You are currently browsing the tag archive for the ‘agony’ tag.
It was June 1977, the former concentration camp in Dachau, Germany. Chilly gusts nipped my cheeks, ballooned my coat, and whipped my bell-bottom jeans as we stood in front of the Catholic memorial, Church of the Mortal Agony of Christ; its towering presence evoked even more shudders. Above it, hung a massive crown of thorns glinting in the sunlight. Within the arms of the jagged stone circle sat an oil-press atop a bronze altar. That got my attention.
The enshrinement of the oil-press suggests the depths of the religious imagination of the memorial’s architect: the juxtaposition of the oil-press used to crush olives with Jesus’s enemies raining down intense physical and mental torture. It was to such a grove, Gethsemane, where Jesus sought prayer with his Father that night. It was to such that he said, “Not my will, but yours be done.” Parallels to this anguish are also found in the prophet Isaiah’s four Suffering Servant Songs.
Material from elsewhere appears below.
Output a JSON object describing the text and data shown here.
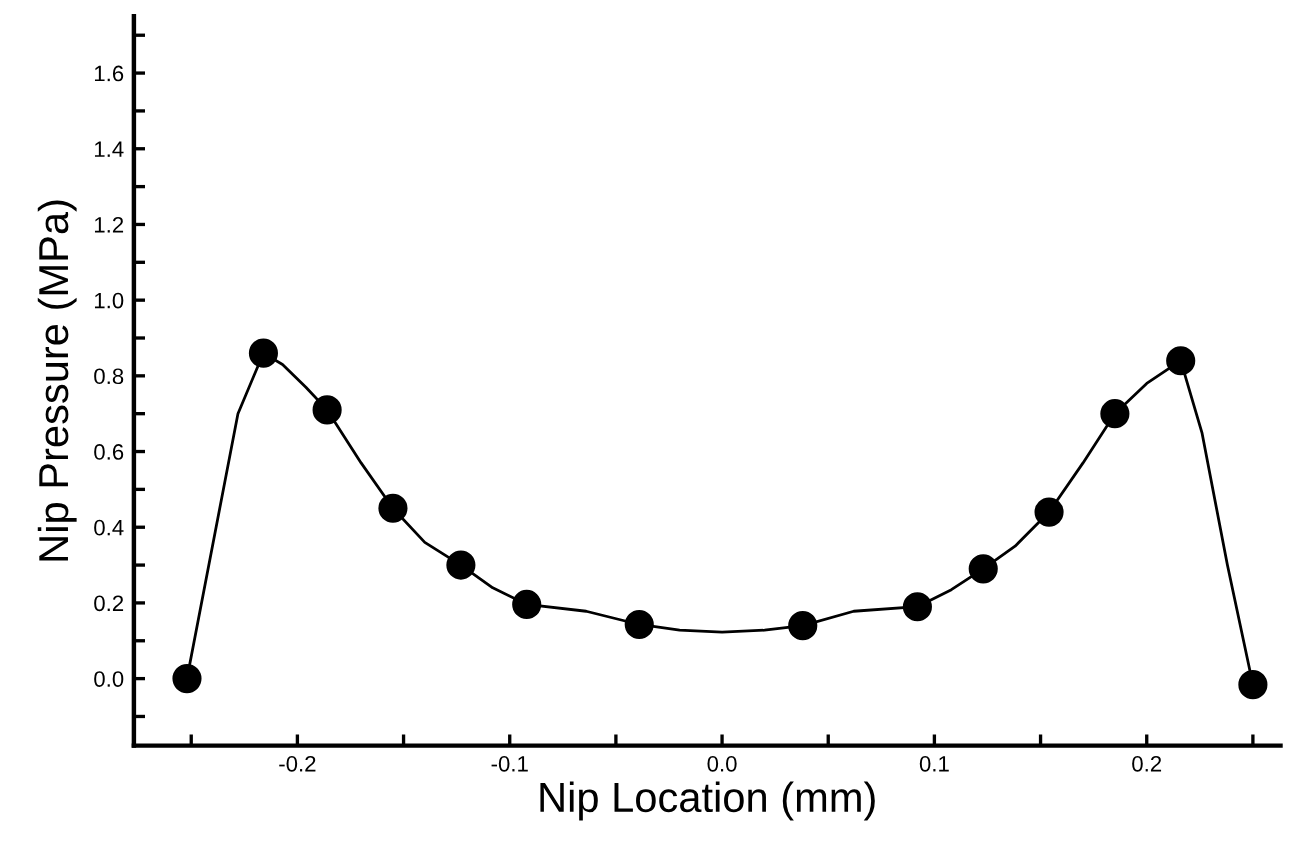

So what does this say about affliction? How make sense of our own tearing, heaving, and crushing? And for what purpose? Even our response to Covid-19?
Some questions are best lived with, rather than responded to.
Yet, the gospels also portray an afflicted Jesus, prostrate on the ground in that olive grove, dialoging with his Father for clarity. “Anything but that …”—my response, as well, when under siege.